Cheap became the new religion--still widely practiced today. All employees fly coach and share hotel rooms. The IT staff is skeletal. Aggarwal finally got around to hiring an assistant two years ago--about when he took on a company lawyer. The on-site coffee barista came aboard only after a test run in Cvent's New Delhi office reduced employees' going out for java by over 80%. "It's in our culture," says Aggarwal.

Cvent planted a flag in India back in 2002, largely to cut costs and handle support services. It's done much more than that, growing from fewer than 10 employees to 800; it now oversees sales, client services and product development. An exchange program lets American employees spend six weeks in Delhi and Indian workers hang out in McLean.

Another comeback lesson was learning to focus more on its hires. After Cvent started turning a corner in 2003, it began recruiting new college grads--kids who are hungry, energetic, tech-savvy, cheap and relative blank slates. "What you tell them they'll believe and think that's the only way to do it," Aggarwal explains. New employees--like the 100 brought on last year from the likes of the University of Virginia, Virginia Tech, James Madison University, Penn State and Duke--attend an eight-week boot camp at Cvent University.

With the business stabilized, Aggarwal started thinking big again. He bulked up the sales and marketing team--600 of his current 1,400 employees--and pivoted beyond the middle market, nabbing clients like Yahoo, Marriott, Visa and AARP. Between 2008 and 2012, Cvent claims, its revenue compounded at an annual rate of 34%; $5 billion in transactions took place via its system last year. Its closest (and larger) competitor? Active Network of San Diego, which lost $39 million on $450 million in revenue over the latest four quarters--and recently agreed to be acquired by a private equity firm.

In 2011 Aggarwal went to investors again, raising $136 million mostly to pay off his long-suffering original backers.
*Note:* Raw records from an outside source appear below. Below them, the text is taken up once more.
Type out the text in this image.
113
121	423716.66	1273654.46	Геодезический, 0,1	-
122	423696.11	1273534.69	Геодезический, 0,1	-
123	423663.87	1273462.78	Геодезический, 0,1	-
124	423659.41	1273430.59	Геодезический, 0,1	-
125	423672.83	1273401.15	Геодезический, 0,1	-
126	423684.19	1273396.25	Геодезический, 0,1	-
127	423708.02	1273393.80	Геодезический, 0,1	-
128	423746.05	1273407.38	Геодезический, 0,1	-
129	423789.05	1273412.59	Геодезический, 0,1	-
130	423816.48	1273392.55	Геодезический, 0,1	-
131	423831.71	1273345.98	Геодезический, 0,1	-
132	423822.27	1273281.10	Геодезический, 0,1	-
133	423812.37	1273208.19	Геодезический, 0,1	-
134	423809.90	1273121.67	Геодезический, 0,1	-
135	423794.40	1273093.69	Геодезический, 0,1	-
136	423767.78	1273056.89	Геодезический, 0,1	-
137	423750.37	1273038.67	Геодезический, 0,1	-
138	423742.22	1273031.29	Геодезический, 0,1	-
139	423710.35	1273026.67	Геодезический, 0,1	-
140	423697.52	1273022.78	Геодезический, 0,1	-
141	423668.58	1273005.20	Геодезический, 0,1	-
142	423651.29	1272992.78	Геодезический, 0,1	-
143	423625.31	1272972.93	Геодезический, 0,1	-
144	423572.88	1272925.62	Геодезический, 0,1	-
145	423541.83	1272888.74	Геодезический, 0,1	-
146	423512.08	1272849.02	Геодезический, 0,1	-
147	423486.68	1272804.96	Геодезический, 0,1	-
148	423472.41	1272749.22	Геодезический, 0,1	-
Insight Venture Partners provided half the capital in the round and declined to cash out in last summer's IPO. "You had a big category, it was early in the category, and they were the dominant player," says Jeff Lieberman, a managing director at Insight. "It's like a sales and marketing machine."

With a lot of elbow room. "We estimate that $103 billion is spent at hotels from meetings and events," says analyst Debbie Wong at Frost & Sullivan. Cvent hopes to scoop up more business by acquiring mobile app developers Seed Labs and CrowdCompass, as well as ticketing company TicketMob. It opened a London office last July; a Frankfurt location is on the way.

Expansion is certainly squeezing margins. "This is the first time in a very long time that we're taking our profitability down to go after market share," says Aggarwal. That's okay; his investors expect bigger things. First investor Sanju Bansal has put in a total $2.3 million over the years and estimates he has seen a 30 times return. He's letting his money ride.